Hey Helpers: It’s OK to have fun

paintingFor ten years, I had a blog called Have Fun, Do Good. I recently moved it over here to brittbravo.com, but dropped the name, Have Fun, Do Good, because I felt like a fraud. I was trying very hard to do good, and be good, but I wasn’t having that much fun.

That truth was brought home to me recently when I went to my first intuitive painting class with Chris Zydel. The idea behind the class is that it’s the process of painting that you focus on, not the product, or as Chris described it in the little booklet she gave me at the beginning of class, “What we are trying to learn to pay attention to is what we are feeling as we paint.”

Wanting to be a “good” student, I focused deeply on how I was feeling with each stroke. When I painted something that appealed to me, I would paint right over it, so that I wouldn’t be focused on the product. After an hour, or so, Chris came to check in on how I was doing.

I told her that I really liked the little yellow-orange ball at the bottom of the painting, and I knew that I should be focusing on the process, not the product, but I really didn’t want to paint over it. And then I got teary (I’m a big crier).

First, she pointed out that I was using the word “should” a lot, and second, that maybe what I needed to do was instead of painting over the parts that I liked, I could paint around them to “protect them.” As I painted happy borders around my favorite parts of the painting, I realized that in life I often do what I think I should do, and don’t protect my time for fun. I paint over my fun with shoulds.

I share this story in case you are a helper, or someone who does a lot of things you feel like you should do, especially for other people, but don’t allow yourself to have much fun. I’m here to tell you after 20+ years of giving and helping and service that I’m about tapped, and am in need of an emergency fun transfusion. Don’t be like me. Don’t wait till your fun muscle has atrophied, and you’re crying in a painting class about an orange blob of paint. Give yourself some fun, joy, happiness, peace, open-heartedness, or whatever makes you feel good every day.

Teach me: How do you protect time to have fun every day?

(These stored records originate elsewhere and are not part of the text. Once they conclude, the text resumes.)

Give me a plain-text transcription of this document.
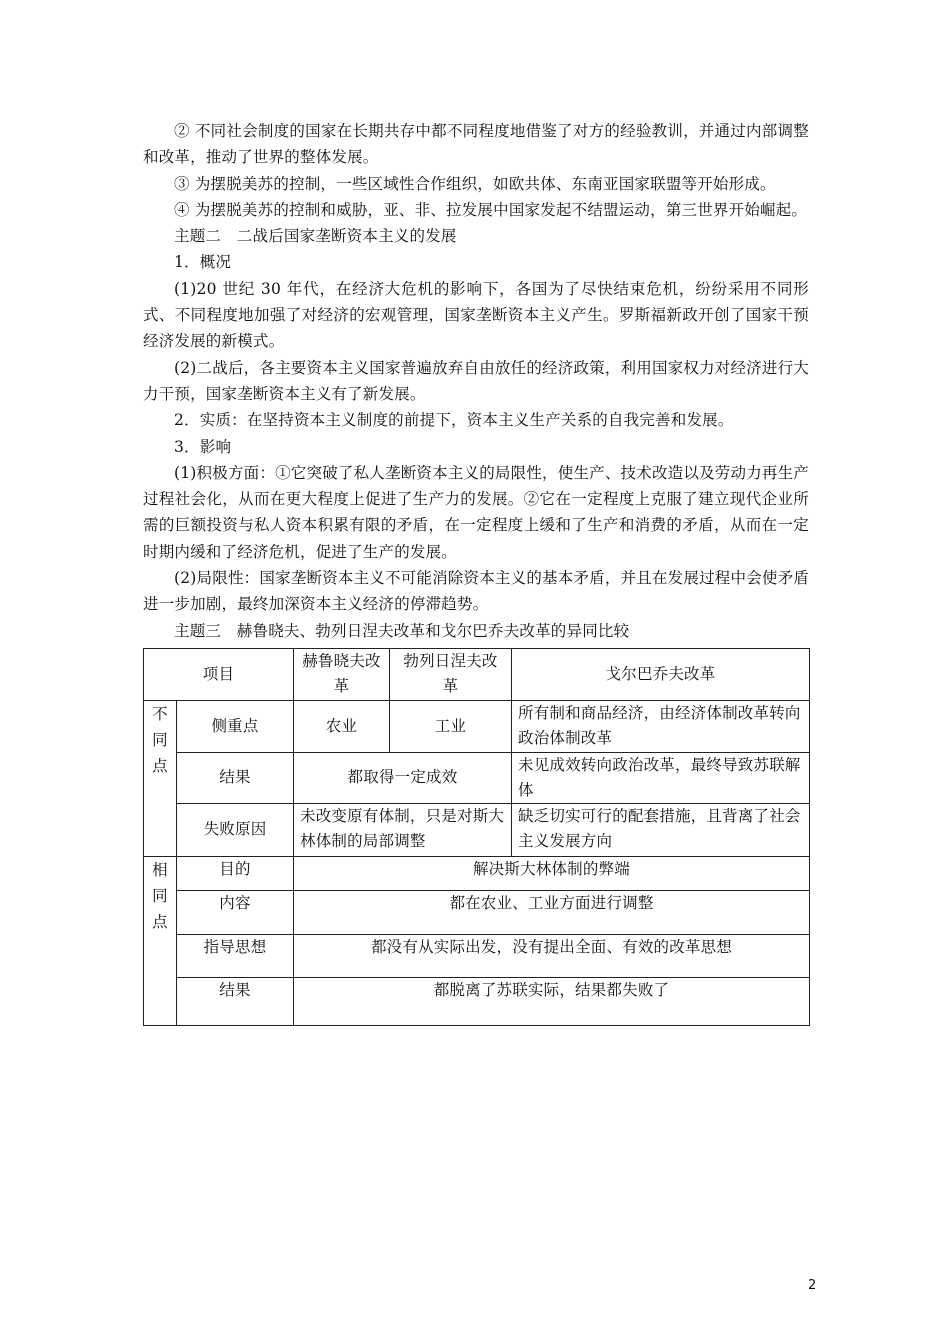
② 不同社会制度的国家在长期共存中都不同程度地借鉴了对方的经验教训，并通过内部调整和改革，推动了世界的整体发展。

③ 为摆脱美苏的控制，一些区域性合作组织，如欧共体、东南亚国家联盟等开始形成。

④ 为摆脱美苏的控制和威胁，亚、非、拉发展中国家发起不结盟运动，第三世界开始崛起。

主题二　二战后国家垄断资本主义的发展

1．概况

(1)20 世纪 30 年代，在经济大危机的影响下，各国为了尽快结束危机，纷纷采用不同形式、不同程度地加强了对经济的宏观管理，国家垄断资本主义产生。罗斯福新政开创了国家干预经济发展的新模式。

(2)二战后，各主要资本主义国家普遍放弃自由放任的经济政策，利用国家权力对经济进行大力干预，国家垄断资本主义有了新发展。

2．实质：在坚持资本主义制度的前提下，资本主义生产关系的自我完善和发展。

3．影响

(1)积极方面：①它突破了私人垄断资本主义的局限性，使生产、技术改造以及劳动力再生产过程社会化，从而在更大程度上促进了生产力的发展。②它在一定程度上克服了建立现代企业所需的巨额投资与私人资本积累有限的矛盾，在一定程度上缓和了生产和消费的矛盾，从而在一定时期内缓和了经济危机，促进了生产的发展。

(2)局限性：国家垄断资本主义不可能消除资本主义的基本矛盾，并且在发展过程中会使矛盾进一步加剧，最终加深资本主义经济的停滞趋势。

主题三　赫鲁晓夫、勃列日涅夫改革和戈尔巴乔夫改革的异同比较

项目		赫鲁晓夫改革	勃列日涅夫改革	戈尔巴乔夫改革

不
同
点	侧重点	农业	工业	所有制和商品经济，由经济体制改革转向政治体制改革
	结果	都取得一定成效		未见成效转向政治改革，最终导致苏联解体
	失败原因	未改变原有体制，只是对斯大林体制的局部调整		缺乏切实可行的配套措施，且背离了社会主义发展方向

相
同
点	目的	解决斯大林体制的弊端		
	内容	都在农业、工业方面进行调整		
	指导思想	都没有从实际出发，没有提出全面、有效的改革思想		
	结果	都脱离了苏联实际，结果都失败了		
2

4 thoughts on “Hey Helpers: It’s OK to have fun

  1. What a great post! And I understand the being tapped out. I somewhat fit in that groove myself. I don’t have high expectations of fun each and every day, but I make sure that at least once or twice a week I find something to do that’s just for me. It might be a hike or a trip to the arboretum, but it’s for me and me alone! 🙂 It’s amazingly rejuvenating. And thinking about it before and after magnifies the strength of the effect. In between I practice my yoga and try to find time to read…even a few pages! That isn’t always the best relationship to the word “fun,” but it is often enough. Your artwork is great! I hope you continue with your intuitive art class. That sounds wonderful to me!